We give more or less full detail for the first problem, and treat the second problem more casually. Let $\epsilon\gt 0$ be given. Note that $$\left|\frac{x^2-y^2}{x^2+y^2}-(-1)\right|=\frac{2x^2}{x^2+y^2}.\tag{1}$$
Suppose that $\delta\le \frac{1}{2}$. We will need to put additional conditions on $\delta$ later.
If $\sqrt{(x-0)^2+(y-1)^2}\lt \delta$, then $(y-1)^2\lt \frac{1}{4}$ and therefore $|y-1|\lt \frac{1}{2}$. It follows that $y\gt \frac{1}{2}$. Thus $y^2\gt \frac{1}{4}$, and therefore $\frac{1}{x^2+y^2}\lt 4$. It follows that $\frac{2x^2}{x^2+y^2}\lt 8x^2$.
We want to make sure that $8x^2\lt \epsilon$. Note that $\sqrt{x^2+(y-1)^2}\gt |x|$. So if $\sqrt{x^2+(y-1)^2}\lt \frac{\sqrt{\epsilon}}{\sqrt{8}}$, then $x^2\lt \frac{\epsilon}{8}$, and therefore $8x^2\lt \epsilon$.
So if we set $\delta=\min(1/2,\sqrt{\epsilon}/\sqrt{8})$, then if $\sqrt{x^2+(y-1)^2}\lt \delta$ then the expression on the left side of (1) will be less than $\epsilon$.
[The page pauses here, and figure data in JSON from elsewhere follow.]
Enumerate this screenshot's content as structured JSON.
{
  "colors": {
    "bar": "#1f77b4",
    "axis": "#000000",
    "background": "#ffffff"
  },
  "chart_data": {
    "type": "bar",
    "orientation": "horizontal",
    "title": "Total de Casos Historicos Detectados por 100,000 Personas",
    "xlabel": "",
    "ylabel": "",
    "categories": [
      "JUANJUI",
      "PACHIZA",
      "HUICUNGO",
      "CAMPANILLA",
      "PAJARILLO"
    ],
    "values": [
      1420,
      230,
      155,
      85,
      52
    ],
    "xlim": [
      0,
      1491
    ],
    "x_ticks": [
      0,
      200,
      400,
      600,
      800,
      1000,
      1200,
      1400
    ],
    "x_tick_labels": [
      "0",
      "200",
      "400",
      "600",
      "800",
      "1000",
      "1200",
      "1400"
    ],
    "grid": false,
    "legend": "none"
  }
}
For the second problem, we just mention the basic strategy. We are interested in the absolute value of $\frac{(1-\cos(xy))\sin y}{x^2+y^2}$. Multiply top and bottm by $1+\cos(xy)$, and use the fact that $|\sin t|\le t$. We get that $$\left|\frac{(1-\cos(xy))\sin y}{x^2+y^2}\right|\le \frac{(x^2y^2)|y|}{(|1+\cos(xy)|)(x^2+y^2)}.$$
Now if $\sqrt{x^2+y^2}$ is small enough (and it doesn't have to be very small!) we have $1+\cos(xy)\gt 1$. Also, since $(x-y)^2\ge 0$, we have $\frac{|xy|}{x^2+y^2}\le \frac{1}{2}$ unless $(x,y)=(0,0)$. The $\epsilon$ stuff should now be straightforward. There is a lot of slack. Even if $1-\cos(xy)$ is replaced by its square root, the limit is $0$.